Migrating from legacy layout

If your workspace uses the legacy structure (commits: <owner>/commits/<repo>/master/ or .../developer/; issues: <owner>/issues/<repo>/issue_<n>.json; prs: <owner>/prs/<repo>/pr_<n>.json), run:

python manage.py migrate_workspace_layout

Use --dry-run to see what would be moved without changing files.

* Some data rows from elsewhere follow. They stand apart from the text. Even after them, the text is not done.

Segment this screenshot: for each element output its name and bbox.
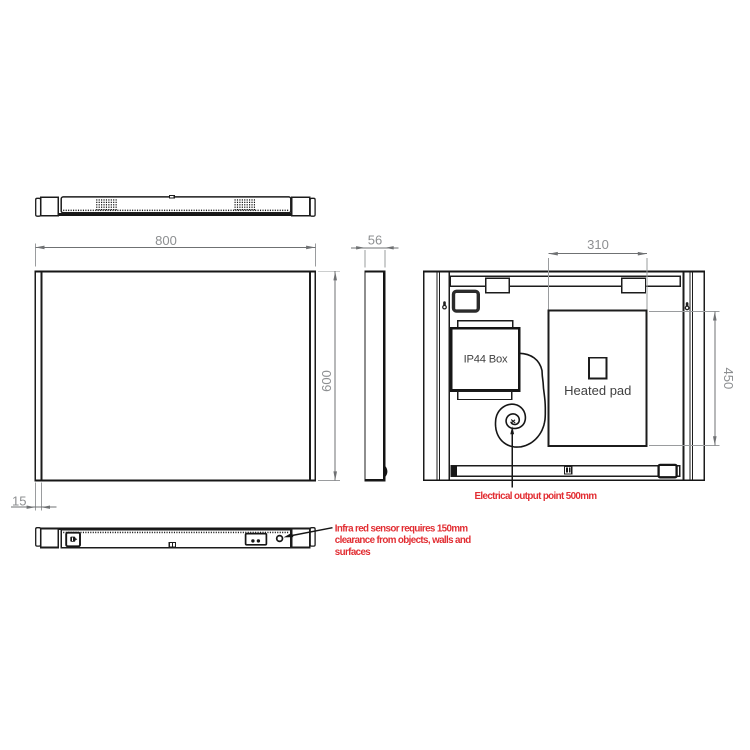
svg-text:IP44 Box: IP44 Box (464, 354, 508, 366)
svg-text:surfaces: surfaces (335, 547, 372, 558)
svg-text:600: 600 (319, 370, 334, 392)
svg-text:56: 56 (368, 233, 382, 248)
svg-text:Infra red sensor requires 150m: Infra red sensor requires 150mm (335, 524, 469, 535)
svg-text:15: 15 (12, 493, 26, 508)
svg-text:800: 800 (155, 233, 177, 248)
svg-text:clearance from objects, walls: clearance from objects, walls and (335, 535, 471, 546)
svg-text:310: 310 (587, 237, 609, 252)
svg-text:450: 450 (721, 368, 736, 390)
svg-text:Electrical output point 500mm: Electrical output point 500mm (475, 491, 598, 502)
svg-text:Heated pad: Heated pad (564, 383, 631, 398)
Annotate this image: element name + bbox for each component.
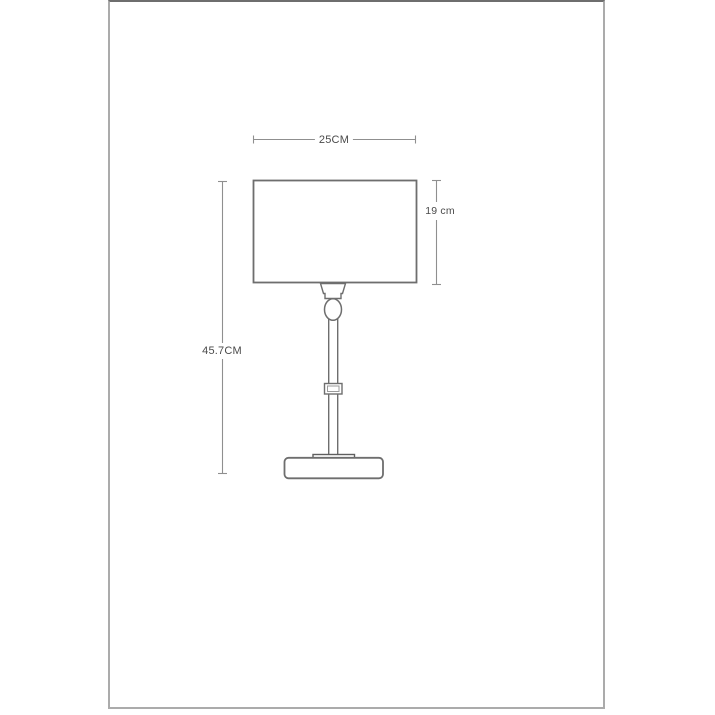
lamp-dimension-drawing [0,0,715,715]
base [285,458,384,479]
lamp-outline [254,181,417,479]
lamp-shade [254,181,417,283]
shade-height-dimension-label: 19 cm [423,202,457,220]
finial [325,299,342,321]
total-height-dimension-label: 45.7CM [200,343,244,359]
width-dimension-label: 25CM [315,133,353,147]
socket-cup [321,284,346,299]
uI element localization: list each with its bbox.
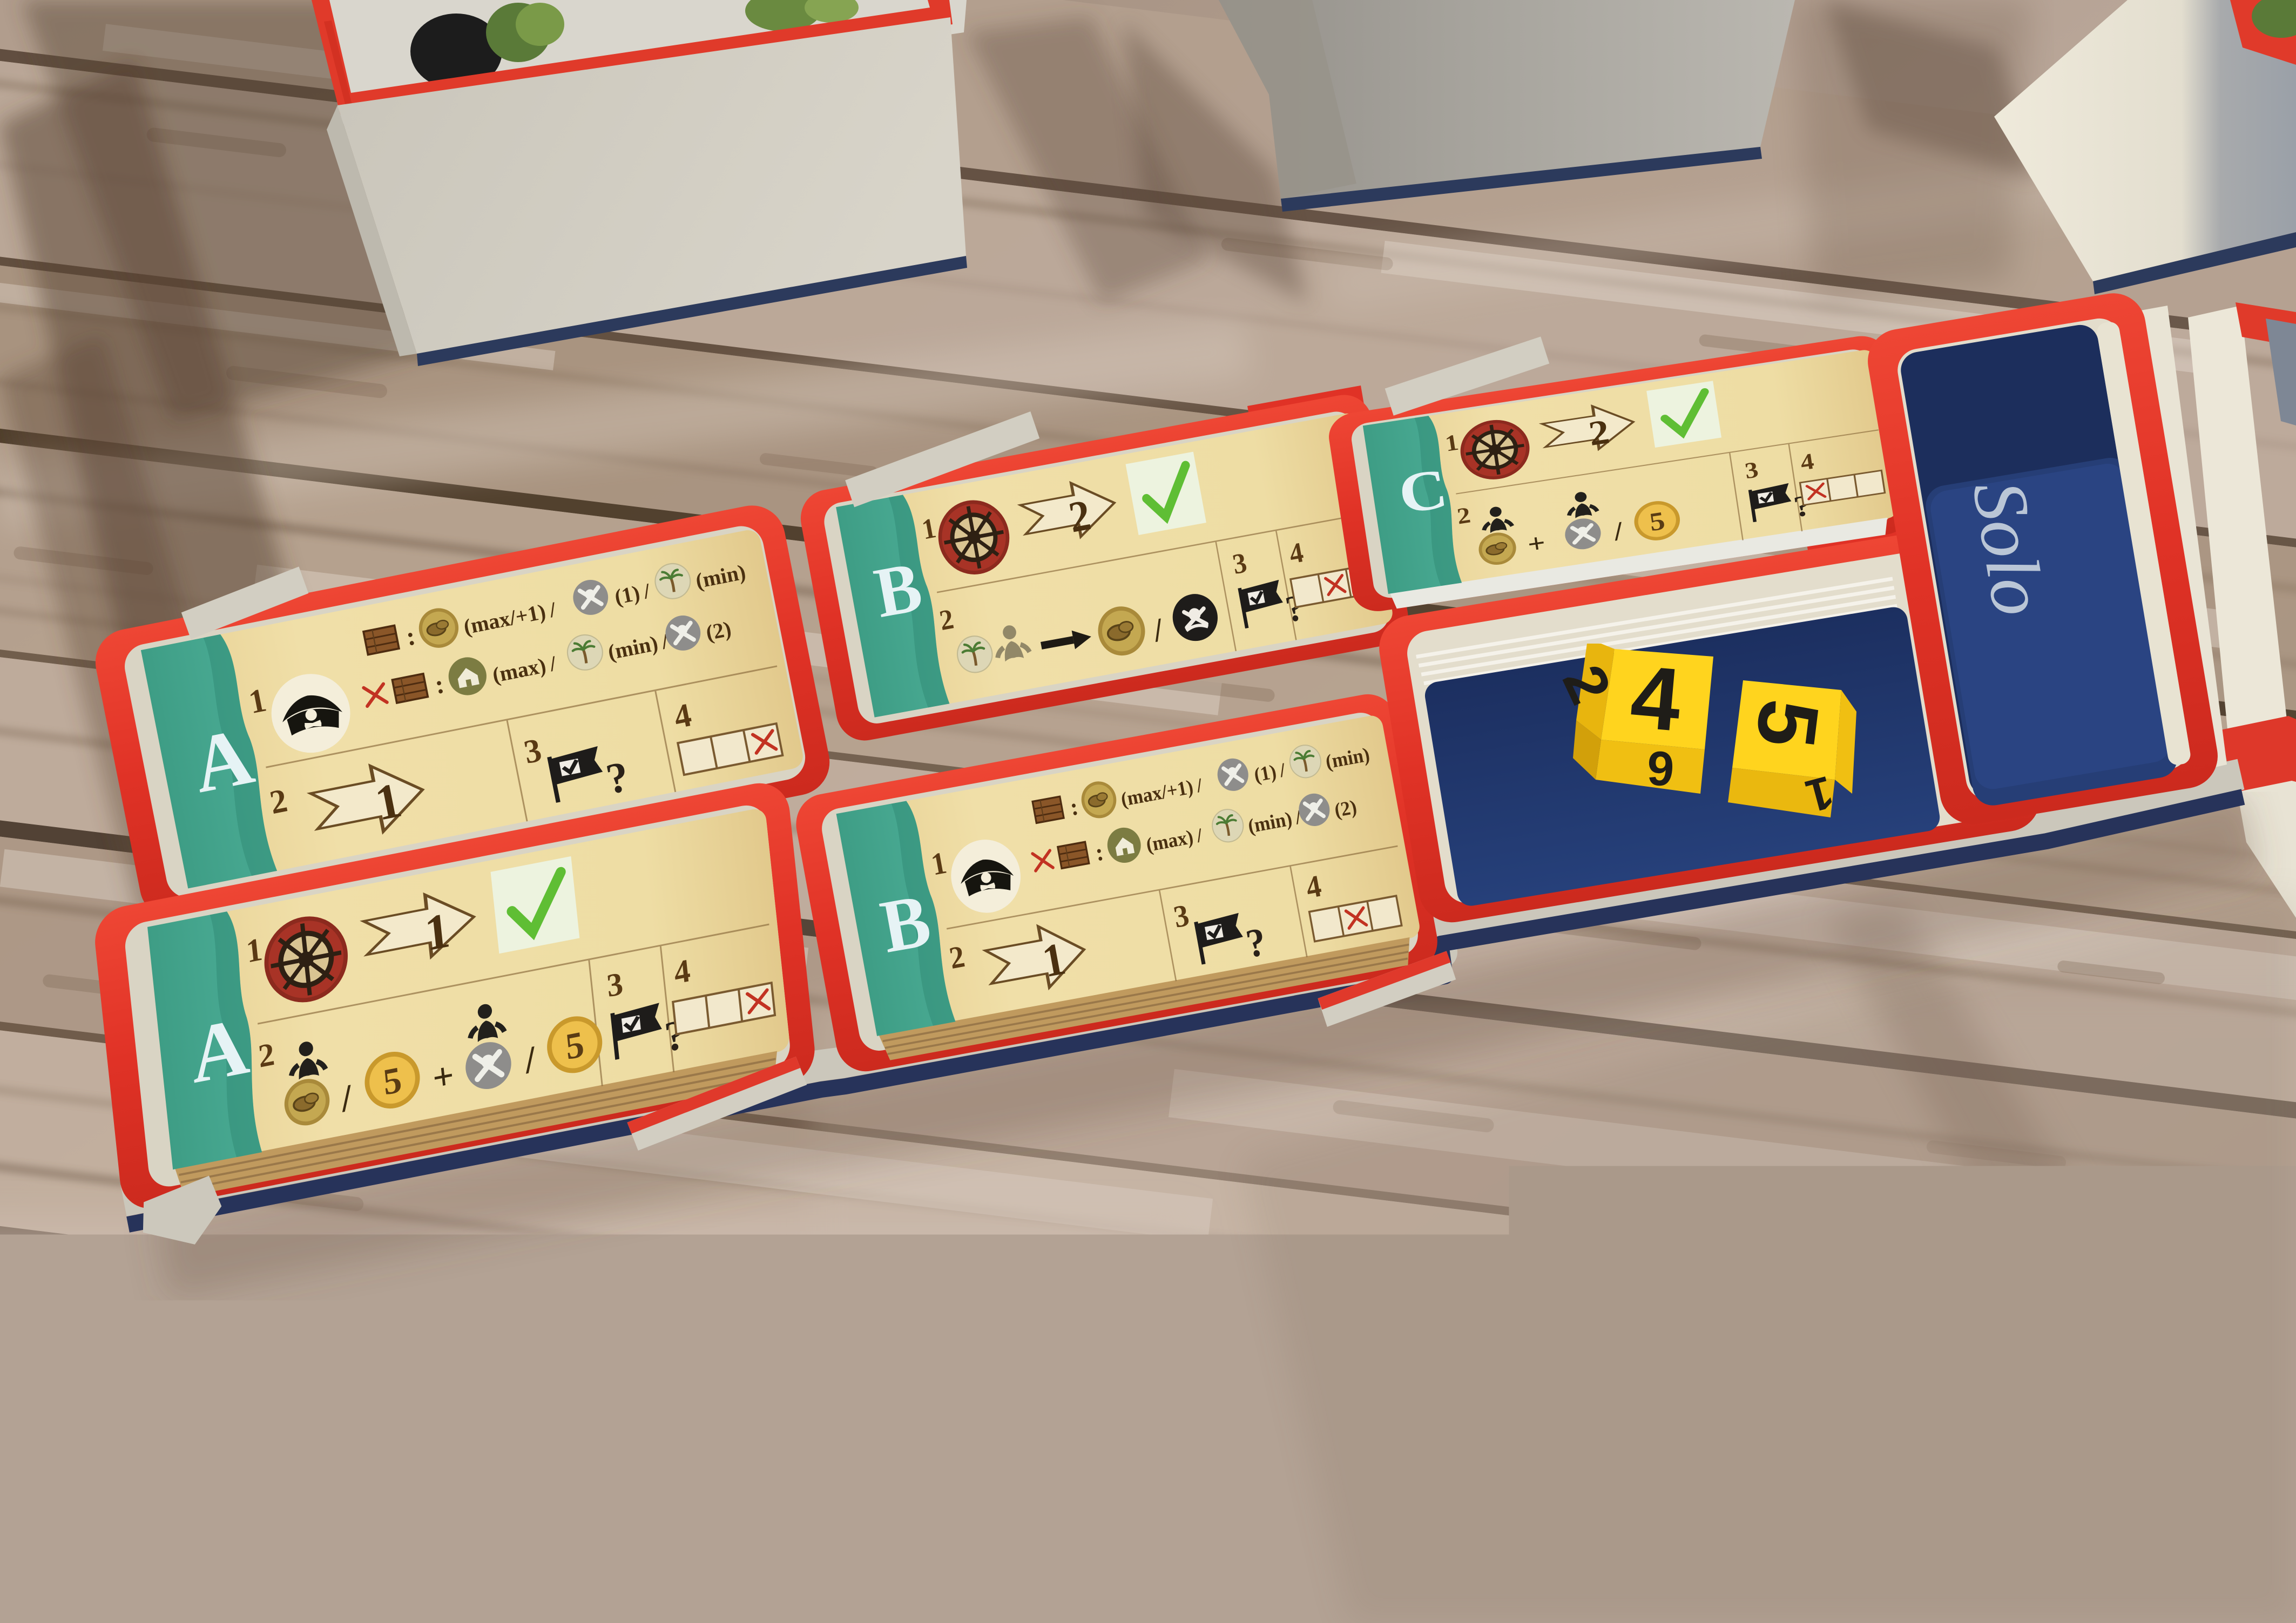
svg-text:(2): (2) xyxy=(1333,796,1359,822)
svg-text:A: A xyxy=(186,1000,253,1101)
svg-text:6: 6 xyxy=(1646,740,1676,795)
svg-text:4: 4 xyxy=(1627,646,1685,749)
svg-text:+: + xyxy=(430,1054,456,1100)
svg-text:(2): (2) xyxy=(704,617,733,645)
svg-text:C: C xyxy=(1395,456,1451,526)
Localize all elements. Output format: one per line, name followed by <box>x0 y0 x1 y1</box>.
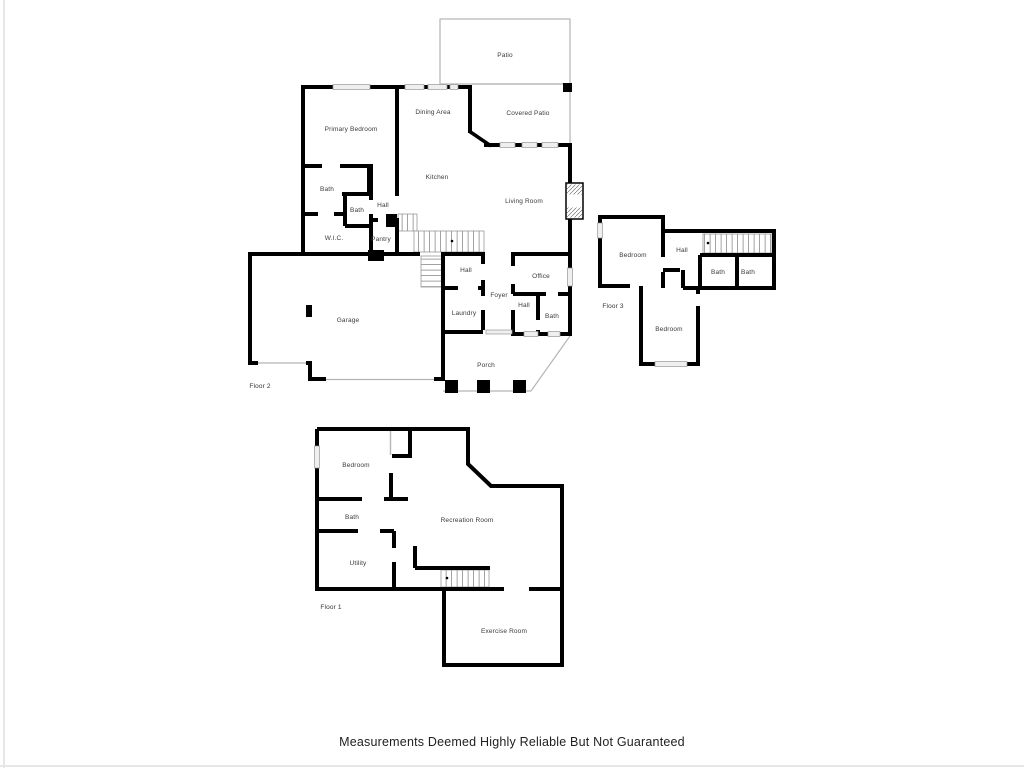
room-label-living-room: Living Room <box>505 199 543 206</box>
page-border-left <box>3 0 5 768</box>
room-label-bath-primary: Bath <box>320 187 334 194</box>
room-label-hall-floor3: Hall <box>676 248 688 255</box>
floor-label-floor2: Floor 2 <box>249 384 270 391</box>
room-label-recreation-room: Recreation Room <box>441 518 494 525</box>
room-label-utility: Utility <box>350 561 367 568</box>
garage-door-lines <box>258 363 434 380</box>
floor2-plan <box>250 19 583 393</box>
room-label-wic: W.I.C. <box>325 236 344 243</box>
stair-arrow-dot <box>446 577 449 580</box>
disclaimer-text: Measurements Deemed Highly Reliable But … <box>0 735 1024 749</box>
room-label-bath-right: Bath <box>741 270 755 277</box>
room-label-covered-patio: Covered Patio <box>506 111 549 118</box>
room-label-exercise-room: Exercise Room <box>481 629 527 636</box>
porch-column <box>445 380 458 393</box>
stairs-floor3 <box>703 234 772 253</box>
room-label-dining-area: Dining Area <box>415 110 450 117</box>
room-label-garage: Garage <box>337 318 360 325</box>
room-label-pantry: Pantry <box>371 237 391 244</box>
room-label-hall-small: Hall <box>518 303 530 310</box>
front-door <box>486 330 512 334</box>
room-label-hall-mid: Hall <box>460 268 472 275</box>
room-label-bedroom-top: Bedroom <box>619 253 646 260</box>
room-label-bedroom-bottom: Bedroom <box>655 327 682 334</box>
room-label-bath-2: Bath <box>350 208 364 215</box>
room-label-office: Office <box>532 274 550 281</box>
room-label-bedroom-floor1: Bedroom <box>342 463 369 470</box>
porch-column <box>513 380 526 393</box>
room-label-hall-upper: Hall <box>377 203 389 210</box>
floor-label-floor1: Floor 1 <box>320 605 341 612</box>
room-label-patio: Patio <box>497 53 513 60</box>
floorplan-page: { "footer": { "disclaimer": "Measurement… <box>0 0 1024 768</box>
room-label-primary-bedroom: Primary Bedroom <box>325 127 378 134</box>
room-label-porch: Porch <box>477 363 495 370</box>
floor3-plan <box>598 215 777 367</box>
stairs-floor1 <box>441 570 489 587</box>
page-border-bottom <box>0 765 1024 767</box>
room-label-bath-office: Bath <box>545 314 559 321</box>
stair-arrow-dot <box>451 240 454 243</box>
porch-column <box>477 380 490 393</box>
room-label-bath-left: Bath <box>711 270 725 277</box>
floor-label-floor3: Floor 3 <box>602 304 623 311</box>
room-label-kitchen: Kitchen <box>426 175 449 182</box>
room-label-laundry: Laundry <box>452 311 477 318</box>
stair-arrow-dot <box>707 242 710 245</box>
room-label-bath-floor1: Bath <box>345 515 359 522</box>
windows-floor1 <box>315 446 320 468</box>
fireplace <box>566 183 583 219</box>
porch-outline <box>443 336 570 391</box>
room-label-foyer: Foyer <box>490 293 507 300</box>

For commits, the command prefers master/; if master/ is missing it uses developer/ (the developer/ folder is ignored when master/ exists).

Conventions

  • github_activity_tracker: JSON cache for commits, issues, and PRs; files are removed after being saved to the DB.
  • boost_mailing_list_tracker: JSON cache for mailing list messages; files are removed after being saved to the DB.
  • boost_library_tracker: Downloaded PDFs, converted documents.
  • shared: Files that multiple apps read or write; clean up when no longer needed.

The workspace/ directory is in .gitignore; do not commit its contents.